Network competition, such as a computational trade-off between encoding specific details of an individual experience and extracting regularities across experiences,^115,116 suggests that a deficit in one network may be accompanied by additional resource allocation to a distinct compensatory network. There are several examples of extreme strengths observed in individuals with domain-specific neurodevelopmental disorders. Within the mnemonic domain, individuals with SDAM and aphantasia display strengths in non-episodic processes (e.g. extracting meaning or regularities, enabling rapid and efficient acquisition of concepts with reduced interference from specific episodes) and are over-represented in high-level scientific professions.¹¹⁴ Within the academic domain, children with specific learning disorders sometimes exhibit paradoxical strengths in other areas of learning (e.g. individuals with dyslexia are gifted in other domains,¹¹⁰ (see also Eberi et al.¹¹⁷).
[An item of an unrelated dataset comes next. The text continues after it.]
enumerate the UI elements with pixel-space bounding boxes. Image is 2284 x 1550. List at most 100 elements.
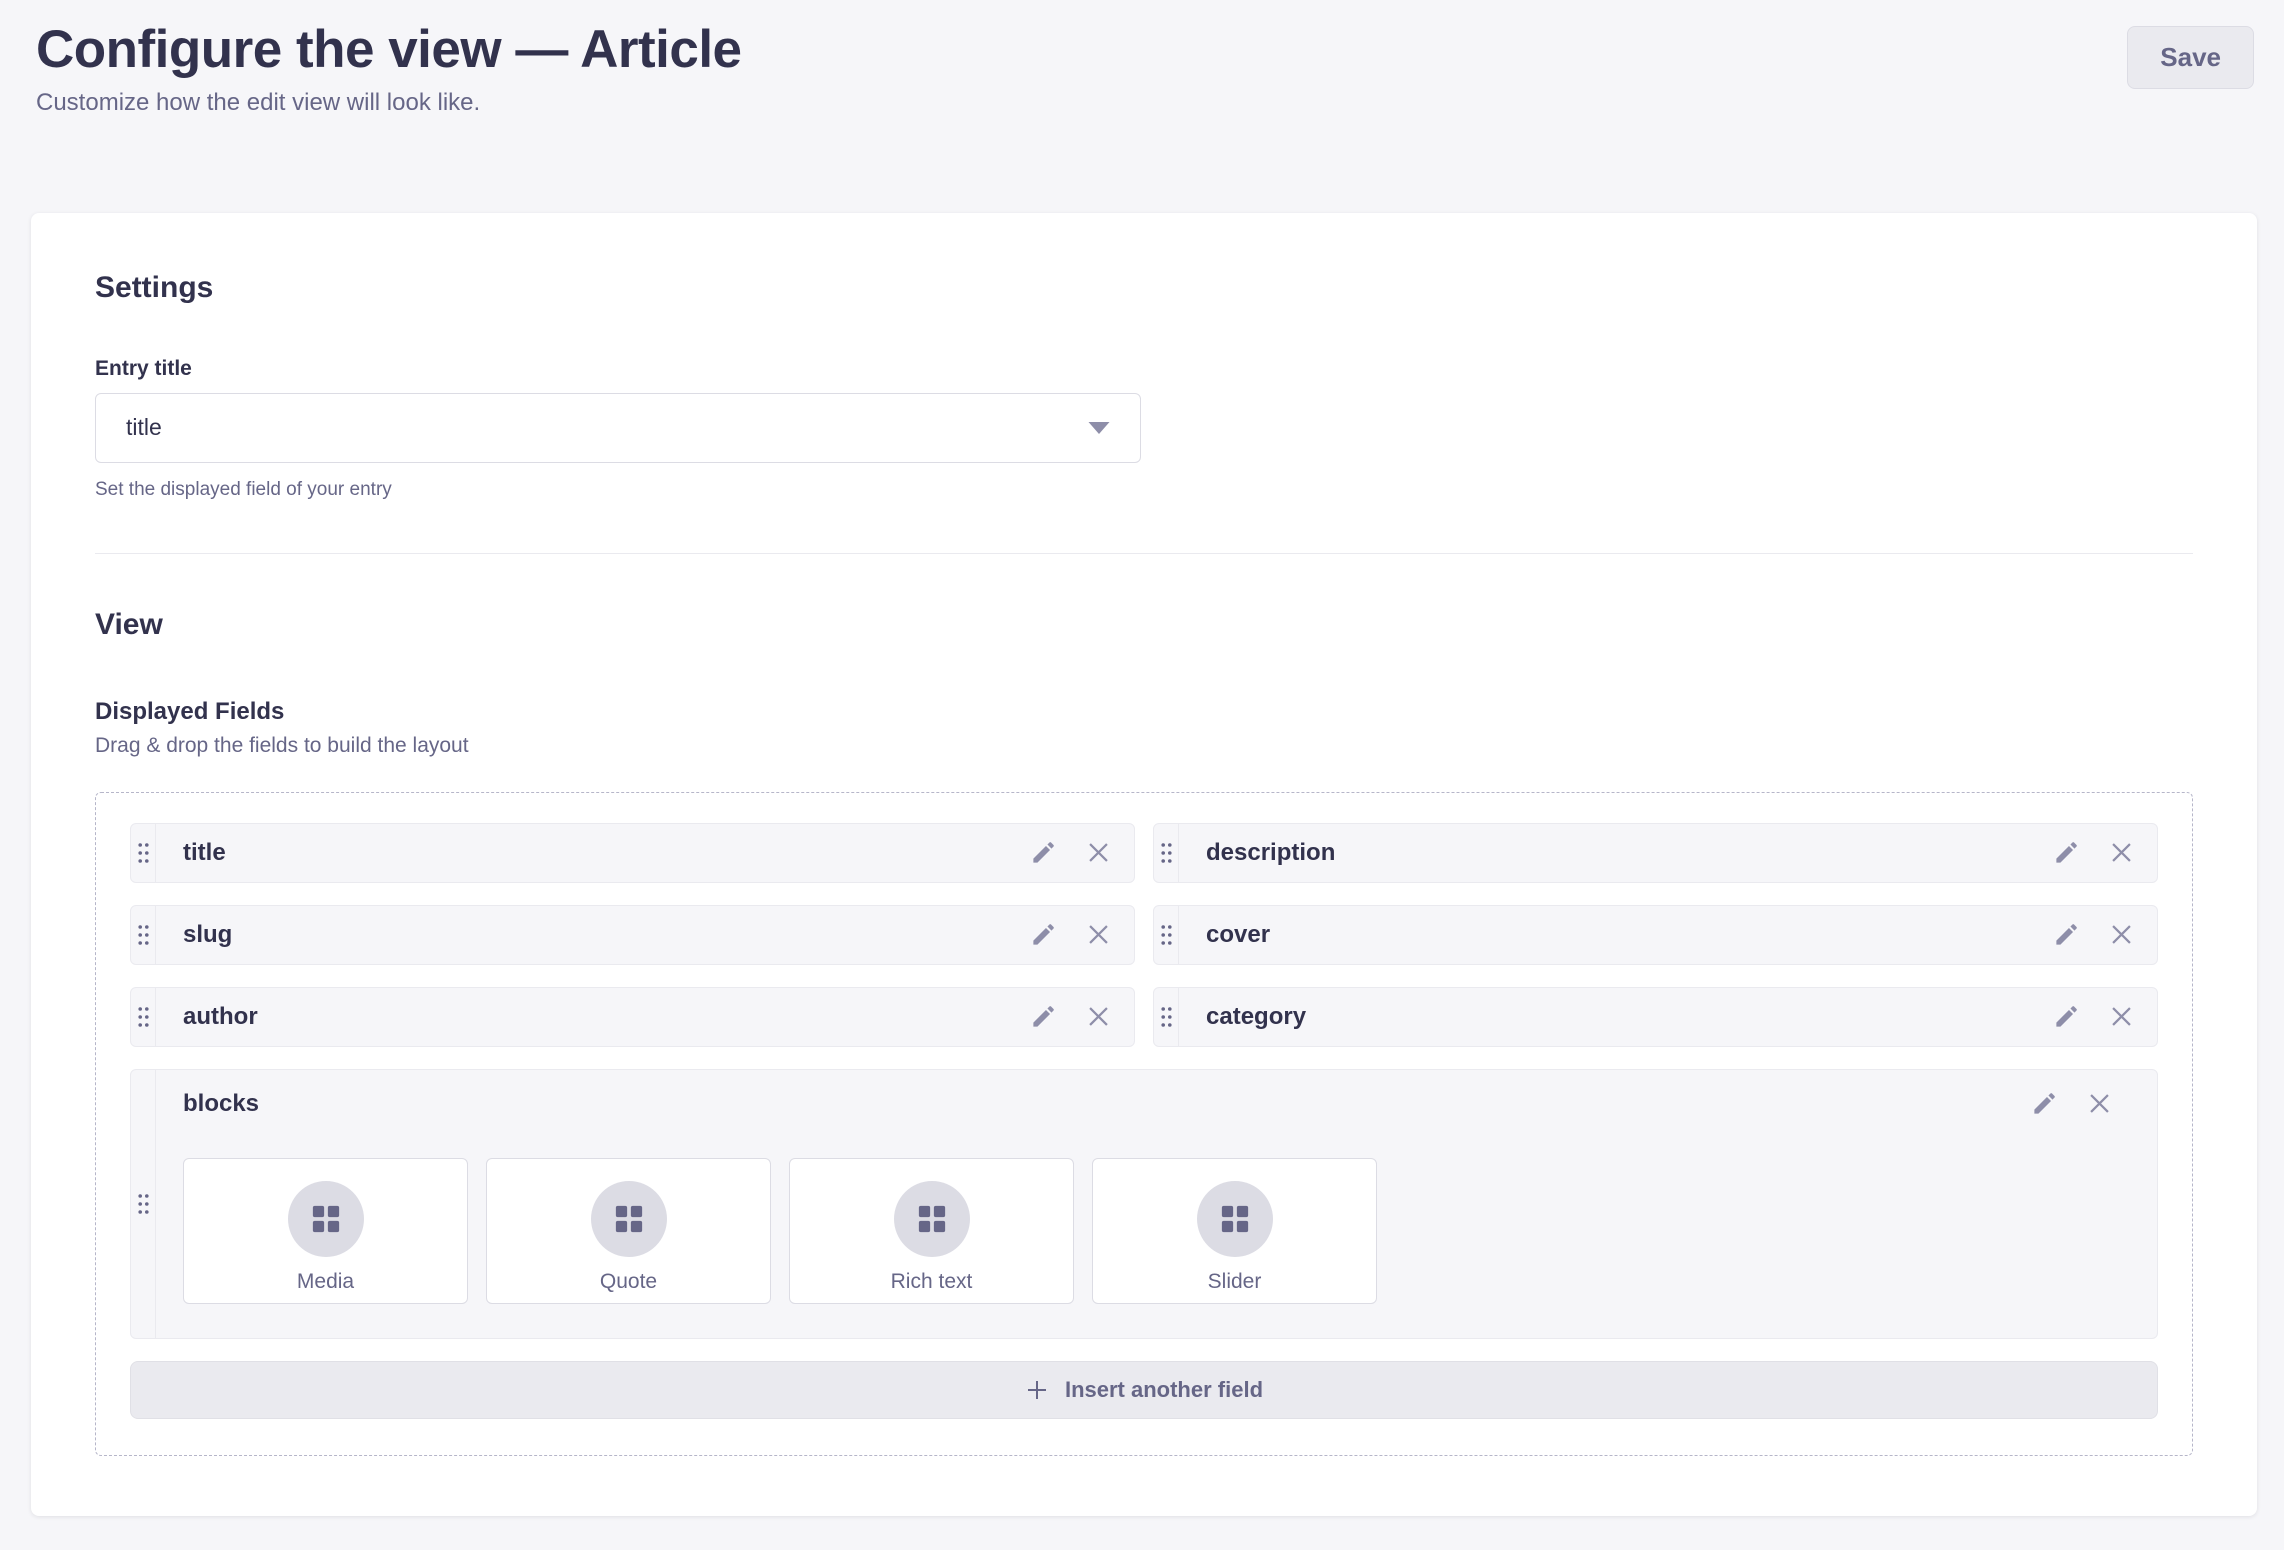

The presence of extreme high and low abilities within the same individual is a consequence of competition and parallel processing between distributed systems that undergo network-level reorganization with the goal of optimization, given a deficit, within the brain’s core-periphery structure. Conceptualizing neurodevelopmental disorders under the guiding principles of network neuroscience and core-periphery organization enhances the potential for these ideas to support learners across the full spectrum of ability, rather than only those with neurodevelopmental disorders.

The identification of ‘learning styles’ (e.g. visual versus auditory learners¹¹⁸), an early profile-based approach in learning theory, has been dismissed as a ‘neuromyth’ due to a lack of scientific evidence.¹¹⁹ However, the notion that people have different profiles of cognitive strengths and weaknesses is—at least intuitively—self-evident. Indeed, it may be the intuitive appeal of learning styles—and the fact that they were originally identified in relation to focal lesion syndromes and not a neurodevelopmental framework—that led to an oversimplification of underlying neuro-anatomical mechanisms and overselling of related diagnostic and interventional products. A more nuanced anatomically-based approach to profiles would provide the basis for evidence-based diagnosis and intervention as well as contribution to theory across a wide range of abilities according to one’s unique cognitive profile.^113,120

Conclusion

Historically, neurodevelopmental disorders have been examined within, not across, cognitive domains. Synthesizing functional and structural connectivity findings across neurodevelopmental disorders suggests that distinct neurodevelopmental disorders are characterized by reductions in structural and functional connectivity between lower-level perceptual processing modules and higher-level control networks. The core-periphery network provides a useful framework for interpreting these findings. Specifically, seemingly distinct neurodevelopmental disorders share a dysfunction in long-range connections between the core and periphery of the human connectome. Implementing a network approach to identify a common origin of neurodevelopmental disorders across content domains may explain features such as comorbidity and paradoxical advantages within individuals in ways not evident from analyses focusing on surface-level differences in specific content domains. Such an approach would help to define a ‘connectome landscape of brain dysconnectivity’,¹⁷ valuable for the development and implementation of individualized prevention and intervention methodologies to support atypical learners across development.

Funding

This work was supported by operating grants from the Canadian Institutes of Health Research (CIHR) (Grant no. MOP-148940), the Social Sciences and Humanities Research Council of Canada (SSHRC) (Grant no. 430-2020-00215), as well as an SSHRC Banting Post-Doctoral Fellowship to H.M.S.

Competing interests

The authors report no competing interests.